In May of 2011, we purchased 25 one day old Barred Plymouth Rock chickens. In October 2011, we got our first egg. So, to answer, once and for all, that age old question: the chickens come first, then the eggs.
Dual Breed Chickens
Barred Plymouth Rocks are considered to be a ‘dual-breed” chicken (as opposed to a non-dual chicken). Dual-breed means that this breed of chicken is a pretty decent egg layer (although not as prolific as the White Leghorn which is used in commercial egg operations) and a pretty decent chicken to raise for meat (although not as cost efficient per pound as the Cornish Rock Cross which is what you buy in grocery stores).
Heritage (non-hybrid) Chickens
Barred Plymouth Rocks are also considered a “heritage” breed which means that they have been around for a long time as an established breed and they have chicks that breed true to form. In other words, chicks hatched from a flock of Plymouth Rocks will mature to be recognizable as Plymouth Rock. I know this sounds like a truism, but Cornish Rock Crosses, for example, do not breed true – they are an unstabilized hybrid and the chicks will not look like their parents. We intend to raise future replacement layers from our home grown chicks.
We purchased a “straight run” which means that one is statistically likely to get about as many males (cockerels) and females (hens). It’s possible to order just females, which is what many people do, but then the unwanted day old males chickies are condemned to the grinder. So we bought a straight run, raised 12 layer hens, kept one extremely handsome rooster named Elvis, and raised the remaining cockerels to near maturity before “processing.” (Processing is a polite parlor term for the actions required to get the teenage chickens from the pen to the freezer.)
For the laying hens, we built a moveable coop on a 5’ x 8’ trailer with a two foot forward overhang for the roost area. The walls were built with 2” thickness of Styrofoam insulation sandwiched between to layer of thin plywood. The coop has the expanded wire mesh floor that came with the purchased trailer. We wrapped the outside of the coop with thin aluminum roll sheeting to keep out gnawing predators. The vents have galvanized wire hardware cloth coverings with sliding vent covers which we close in very cold weather. We use pine shavings which absorbs the nitrogen in the poops very well and really does eliminate any oders in the coop. We have four nesting boxes each 13” x 13” that protrude out one side of the coop with an outside access door.
The purpose of having the coop on wheels is to give the chickens a fresh area of pasture to graze every couple of weeks. Two hundred feet of 48” high portable electrified poultry netting on fiberglass posts define the grazing area. The fence is kept charged with a small (12” x 12”) solar panel and a small battery.
Tilling the Raised Beds
Last winter we allowed the chickens onto our raised beds which we had covered with aged cow manure and rotted hay and seeded with winter wheat in October. In about two weeks, a dozen chickens thoroughly roto-tilled three 50 foot long raised beds. The hay has been shredded and completely mixed in the top 6 inches of soil. We may have lost more than a few worms in the process, but it was definitely worth it.

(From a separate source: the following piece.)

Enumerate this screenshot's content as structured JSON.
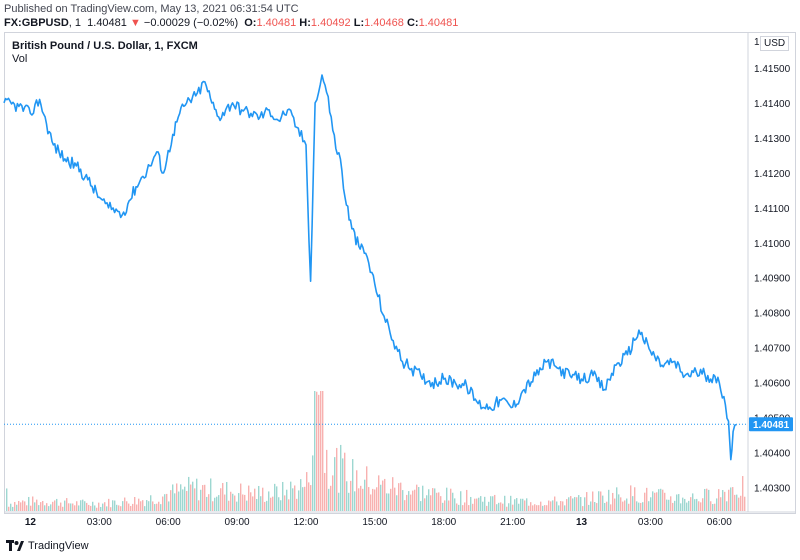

A fresh egg from your own pastured, organically fed chickens bears only superficial similarity to store bought eggs. A real egg has a firm shell, a white that will not run all over the fry pan and a yolk that is a deep orange, not yellow. A real egg is a thing of beauty!
In 2013, we are raising three dozen Red Ranger meat chickens in a “chicken tractor”. Red Ranger chickens are a hybrid chicken that reaches maturity in about 11 weeks. These are not as fast at Cornish Rock Crosses (which are what you buy at the store and which are the commercial breed of choice) which reach maturity in about 7 weeks. However, the Red Rangers are better foragers, are generally healthier birds, and can be kept to breed (I think).